Would you pay to visit a car museum that had no cars in it, but just pictures and tales of the history of cars? What about an air museum without airplanes or a knife museum without any knives on display? Would anyone in their right mind pay to visit the famous Field Museum of Natural History in Chicago and not expect to see any historical exhibits of dinosaurs or other items? What about visiting the world-famous Louvre Museum in Paris and not expect to see any paintings?
The answer is obvious, no one would visit any of these museums without expecting to see the items the museum is famous for. So, why would anyone in their right mind visit the National Rifle Association’s National Firearms Museum in Fairfax, Virginia and get upset or concerned about seeing guns on display?
Earlier this week, Francis X. Clines wrote an op-ed piece for the New York Times. He had visited the NRA’s museum and wrote about his experience. In his post, he wrote:
“There are thousands of ingenious, gleaming rifles and handguns in displays about America’s gun-rich history of colonialism, immigration, expansionism and vigilante justice. But it is the gallery devoted to Hollywood and its guns and good-guy shooters that best illustrates the power of fantasy now driving the modern gun rights debate.”
“A poster figure of John Wayne, the mega-hero of Hollywood westerns, offers a greeting here at the gun museum’s gallery door as he holds his Winchester carbine at the ready and offers an amiably crooked grin. The bad guys in the movies never fully understood that the menace behind Wayne’s grin (‘Whoa, take ‘er easy there, Pilgrim’) meant he was about to deliver blazing fantasies of triumphant gunfire that would leave them dead in the dust. It’s no wonder modern Florida legislators could not resist protecting actual shooters who draw and fire like John Wayne as guilt-free, ‘stand-your-ground’ defenders.”
What did Clines expect to find in the NRA Firearms Museum, silk flowers and a history of the hippie peace movement that started in San Francisco?

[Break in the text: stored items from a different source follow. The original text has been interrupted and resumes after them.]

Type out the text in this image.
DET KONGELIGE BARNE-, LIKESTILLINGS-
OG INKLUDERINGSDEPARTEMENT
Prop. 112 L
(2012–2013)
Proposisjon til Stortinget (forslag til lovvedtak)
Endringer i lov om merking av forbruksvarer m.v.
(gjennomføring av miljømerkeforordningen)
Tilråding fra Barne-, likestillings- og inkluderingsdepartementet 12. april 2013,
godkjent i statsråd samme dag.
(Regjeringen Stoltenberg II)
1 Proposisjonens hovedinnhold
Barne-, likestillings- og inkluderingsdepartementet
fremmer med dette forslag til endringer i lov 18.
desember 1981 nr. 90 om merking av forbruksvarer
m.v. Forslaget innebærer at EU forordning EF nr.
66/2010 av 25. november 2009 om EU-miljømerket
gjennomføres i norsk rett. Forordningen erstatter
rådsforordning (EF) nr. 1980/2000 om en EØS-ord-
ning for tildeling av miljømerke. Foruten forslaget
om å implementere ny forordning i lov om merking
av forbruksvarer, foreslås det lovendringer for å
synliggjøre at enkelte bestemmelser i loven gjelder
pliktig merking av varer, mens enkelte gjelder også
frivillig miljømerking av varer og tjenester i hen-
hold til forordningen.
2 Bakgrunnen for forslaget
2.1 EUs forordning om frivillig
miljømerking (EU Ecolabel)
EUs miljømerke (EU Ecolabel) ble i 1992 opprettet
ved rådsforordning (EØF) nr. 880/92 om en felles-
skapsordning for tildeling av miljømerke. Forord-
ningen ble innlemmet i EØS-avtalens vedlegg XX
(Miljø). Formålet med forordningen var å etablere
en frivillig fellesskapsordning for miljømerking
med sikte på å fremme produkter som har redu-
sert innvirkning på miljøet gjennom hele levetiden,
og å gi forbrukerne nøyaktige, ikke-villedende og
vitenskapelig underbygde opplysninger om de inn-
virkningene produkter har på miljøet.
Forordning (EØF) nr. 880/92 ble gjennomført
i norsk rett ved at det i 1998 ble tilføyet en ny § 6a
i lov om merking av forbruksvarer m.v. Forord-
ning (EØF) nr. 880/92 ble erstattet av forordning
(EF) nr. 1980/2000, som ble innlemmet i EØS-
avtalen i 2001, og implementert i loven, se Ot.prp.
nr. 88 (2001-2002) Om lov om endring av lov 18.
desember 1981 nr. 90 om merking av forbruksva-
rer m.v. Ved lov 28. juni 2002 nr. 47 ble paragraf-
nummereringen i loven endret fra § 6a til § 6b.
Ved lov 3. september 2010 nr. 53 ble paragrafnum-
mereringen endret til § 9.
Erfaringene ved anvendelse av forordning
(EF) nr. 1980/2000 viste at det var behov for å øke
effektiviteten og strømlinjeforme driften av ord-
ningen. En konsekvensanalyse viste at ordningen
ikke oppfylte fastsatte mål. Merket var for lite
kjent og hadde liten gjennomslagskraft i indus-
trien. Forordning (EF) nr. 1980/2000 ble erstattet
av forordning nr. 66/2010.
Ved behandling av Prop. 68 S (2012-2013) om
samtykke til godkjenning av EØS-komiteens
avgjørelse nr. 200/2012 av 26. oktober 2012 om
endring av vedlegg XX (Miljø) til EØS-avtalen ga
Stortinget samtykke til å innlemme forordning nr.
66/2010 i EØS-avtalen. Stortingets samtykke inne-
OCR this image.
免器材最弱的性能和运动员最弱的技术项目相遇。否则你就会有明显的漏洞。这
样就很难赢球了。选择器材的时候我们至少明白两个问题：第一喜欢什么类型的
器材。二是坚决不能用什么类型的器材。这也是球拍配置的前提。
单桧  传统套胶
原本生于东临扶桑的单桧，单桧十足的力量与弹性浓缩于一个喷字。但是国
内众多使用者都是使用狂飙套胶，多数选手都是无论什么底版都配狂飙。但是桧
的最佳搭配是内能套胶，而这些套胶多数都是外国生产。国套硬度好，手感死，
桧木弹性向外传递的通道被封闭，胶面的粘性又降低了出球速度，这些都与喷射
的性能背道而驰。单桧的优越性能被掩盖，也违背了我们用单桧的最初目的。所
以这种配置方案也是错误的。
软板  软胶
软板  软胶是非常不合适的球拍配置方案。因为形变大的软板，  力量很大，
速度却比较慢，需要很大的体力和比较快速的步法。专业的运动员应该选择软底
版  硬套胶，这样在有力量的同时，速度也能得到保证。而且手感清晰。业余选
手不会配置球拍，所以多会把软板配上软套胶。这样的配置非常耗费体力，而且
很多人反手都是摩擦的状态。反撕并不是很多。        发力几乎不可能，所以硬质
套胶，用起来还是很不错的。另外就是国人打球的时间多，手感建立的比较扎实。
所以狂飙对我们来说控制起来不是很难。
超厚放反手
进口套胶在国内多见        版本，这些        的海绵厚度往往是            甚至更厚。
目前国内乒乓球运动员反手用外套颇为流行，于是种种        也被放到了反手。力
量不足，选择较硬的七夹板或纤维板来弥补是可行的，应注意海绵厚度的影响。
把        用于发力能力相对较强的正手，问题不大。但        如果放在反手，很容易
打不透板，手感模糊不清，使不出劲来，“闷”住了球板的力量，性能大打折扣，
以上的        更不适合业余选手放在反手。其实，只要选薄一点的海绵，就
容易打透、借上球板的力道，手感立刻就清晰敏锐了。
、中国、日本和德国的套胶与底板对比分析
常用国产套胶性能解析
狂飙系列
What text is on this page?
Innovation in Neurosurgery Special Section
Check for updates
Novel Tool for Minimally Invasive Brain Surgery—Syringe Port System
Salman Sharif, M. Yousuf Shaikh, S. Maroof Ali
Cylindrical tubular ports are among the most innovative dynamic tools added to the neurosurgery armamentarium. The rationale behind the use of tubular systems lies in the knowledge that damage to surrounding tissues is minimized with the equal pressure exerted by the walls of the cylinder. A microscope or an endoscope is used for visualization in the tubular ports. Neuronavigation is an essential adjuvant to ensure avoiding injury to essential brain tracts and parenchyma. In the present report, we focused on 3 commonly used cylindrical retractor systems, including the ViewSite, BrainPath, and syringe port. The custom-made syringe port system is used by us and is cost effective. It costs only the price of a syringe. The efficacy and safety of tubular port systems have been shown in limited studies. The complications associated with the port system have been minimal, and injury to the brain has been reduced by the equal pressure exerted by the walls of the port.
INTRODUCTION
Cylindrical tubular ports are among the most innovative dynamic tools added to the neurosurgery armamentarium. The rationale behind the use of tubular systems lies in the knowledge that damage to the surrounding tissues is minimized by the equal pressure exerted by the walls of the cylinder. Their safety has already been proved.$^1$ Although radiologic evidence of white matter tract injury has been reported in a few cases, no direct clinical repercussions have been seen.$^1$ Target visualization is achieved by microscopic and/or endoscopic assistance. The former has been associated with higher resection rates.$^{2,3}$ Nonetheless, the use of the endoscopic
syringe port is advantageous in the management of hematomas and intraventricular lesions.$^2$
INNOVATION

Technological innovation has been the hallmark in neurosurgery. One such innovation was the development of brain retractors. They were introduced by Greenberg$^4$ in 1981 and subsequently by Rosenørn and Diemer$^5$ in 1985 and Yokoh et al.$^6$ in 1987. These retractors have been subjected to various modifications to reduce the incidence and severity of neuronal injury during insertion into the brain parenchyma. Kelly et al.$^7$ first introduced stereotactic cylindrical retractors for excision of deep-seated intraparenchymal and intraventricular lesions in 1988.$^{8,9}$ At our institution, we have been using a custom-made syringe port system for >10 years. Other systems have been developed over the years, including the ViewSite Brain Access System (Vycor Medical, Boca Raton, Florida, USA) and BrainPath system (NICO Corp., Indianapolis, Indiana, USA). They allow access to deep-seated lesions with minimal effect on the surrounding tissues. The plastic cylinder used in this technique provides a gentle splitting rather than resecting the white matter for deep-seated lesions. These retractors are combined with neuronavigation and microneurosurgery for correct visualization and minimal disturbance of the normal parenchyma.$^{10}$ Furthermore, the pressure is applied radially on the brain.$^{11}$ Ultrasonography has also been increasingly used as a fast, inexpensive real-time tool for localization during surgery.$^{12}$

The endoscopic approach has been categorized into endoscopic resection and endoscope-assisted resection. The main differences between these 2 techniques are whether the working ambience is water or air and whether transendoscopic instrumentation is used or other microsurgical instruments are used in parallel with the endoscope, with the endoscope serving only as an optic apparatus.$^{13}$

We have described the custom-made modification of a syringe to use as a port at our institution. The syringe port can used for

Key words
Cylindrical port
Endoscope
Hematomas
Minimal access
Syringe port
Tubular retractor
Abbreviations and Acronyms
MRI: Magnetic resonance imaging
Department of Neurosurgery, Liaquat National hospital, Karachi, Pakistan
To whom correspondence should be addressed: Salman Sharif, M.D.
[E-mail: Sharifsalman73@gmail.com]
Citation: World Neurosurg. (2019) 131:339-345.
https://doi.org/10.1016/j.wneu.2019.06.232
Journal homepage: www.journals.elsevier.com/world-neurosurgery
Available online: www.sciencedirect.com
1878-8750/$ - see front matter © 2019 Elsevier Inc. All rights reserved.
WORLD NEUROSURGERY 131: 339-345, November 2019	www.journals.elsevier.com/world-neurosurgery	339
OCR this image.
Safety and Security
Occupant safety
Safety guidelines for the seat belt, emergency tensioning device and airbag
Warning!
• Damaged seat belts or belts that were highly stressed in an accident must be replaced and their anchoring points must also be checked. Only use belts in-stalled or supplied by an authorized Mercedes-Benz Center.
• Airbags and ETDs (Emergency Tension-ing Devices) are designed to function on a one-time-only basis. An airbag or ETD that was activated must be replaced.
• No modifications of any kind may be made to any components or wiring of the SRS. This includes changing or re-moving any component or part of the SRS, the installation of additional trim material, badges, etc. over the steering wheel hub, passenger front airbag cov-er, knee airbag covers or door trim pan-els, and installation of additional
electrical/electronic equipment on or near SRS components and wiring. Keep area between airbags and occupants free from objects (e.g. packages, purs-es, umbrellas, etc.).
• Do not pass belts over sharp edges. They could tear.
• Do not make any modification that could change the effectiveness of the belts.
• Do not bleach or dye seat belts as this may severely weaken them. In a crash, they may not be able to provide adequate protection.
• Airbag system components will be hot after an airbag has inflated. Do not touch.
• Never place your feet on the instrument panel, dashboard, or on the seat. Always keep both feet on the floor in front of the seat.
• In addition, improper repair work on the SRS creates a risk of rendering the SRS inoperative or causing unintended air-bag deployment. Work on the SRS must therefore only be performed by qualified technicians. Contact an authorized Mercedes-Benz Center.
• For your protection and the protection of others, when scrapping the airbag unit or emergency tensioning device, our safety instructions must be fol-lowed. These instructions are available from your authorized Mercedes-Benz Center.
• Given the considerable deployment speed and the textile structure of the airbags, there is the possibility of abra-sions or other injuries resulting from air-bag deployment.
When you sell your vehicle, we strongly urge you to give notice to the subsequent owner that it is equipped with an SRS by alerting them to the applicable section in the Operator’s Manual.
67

The National Rifle Association’s National Firearms Museum website’s homepage states:
“The NRA National Firearms Museum in Fairfax, Virginia, consists of 15 galleries comprised of 85 exhibit cases housing 3,000 firearms in a 15,000 square foot facility. The Museum details and examines the nearly 700-year history of firearms with a special emphasis on firearms, freedom, and the American experience. Each gallery is evocative of a period of time in American history, from the stockade fort at Jamestown to the gun factories of New England. Life-sized dioramas include a nineteenth-century riflemaker’s shop, a trench on the Western Front in WWI, and a shelled-out town square in Normandy in WWII. The firearms tell the stories of how they were used to provide security and sustenance to the early colonists, how they were used to secure our freedom and independence, and have been used ever since to maintain and preserve those liberties. Within the galleries are also tales of exploration, manufacturing, competition, hunting, and recreational shooting sports.”
“‘The Robert E. Petersen Gallery’ opened in 2010. It has been called ‘the finest single room of guns anywhere in the world.’ It features masterpieces of firearms engraving, exquisite British double rifles and shotguns, and the largest collection of Gatling guns on public display,”
“‘Hollywood Guns,’ located in the William B. Ruger Gallery, features 120 actual guns used in movies and television over the past 80 years. They range from the first revolver John Wayne used on camera through guns from recent Academy Award Winners, such as the silenced shotgun from ‘No Country for Old Men,’ and the Barrett .50 cal. sniper rifle from ‘Hurt Locker.’ Other favorites in the exhibit include the Beretta pistol used both by Mel Gibson in ‘Lethal Weapon’ and by Bruce Willis in ‘Die Hard,’ and the .44 Magnum Smith & Wesson carried by Clint Eastwood in ‘Dirty Harry’.”
It’s obvious that Cline is an anti-gun, liberal who visited the NRA museum with a preconceived hatred for guns and anything related to guns or history. His intolerance was revealed in his op-ed piece. He reminds me of the liberals pushing to remove many Civil War memorials because they find them offensive and racist. Those memorials are there to honor the men who died in the bloodiest period of American history. Removing the memorials doesn’t change history or what happened, it only reveals the intolerance of liberals, who ironically want everyone else to tolerate them.
If Cline is so anti-gun, then he should have visited the Children’s Museum of Virginia in Portsmouth, Virginia or the Chrysler Museum of Art in Norfolk, Virginia and write his op-ed piece on them. I always tell somebody if you don’t like bars, don’t go in one, or if you don’t like a certain neighborhood, then don’t go to that neighborhood. Cline didn’t like guns, he dared to venture into a Museum about guns for the sole purpose of spewing his liberal hatred for guns in hopes of swaying others to agree with his intolerance.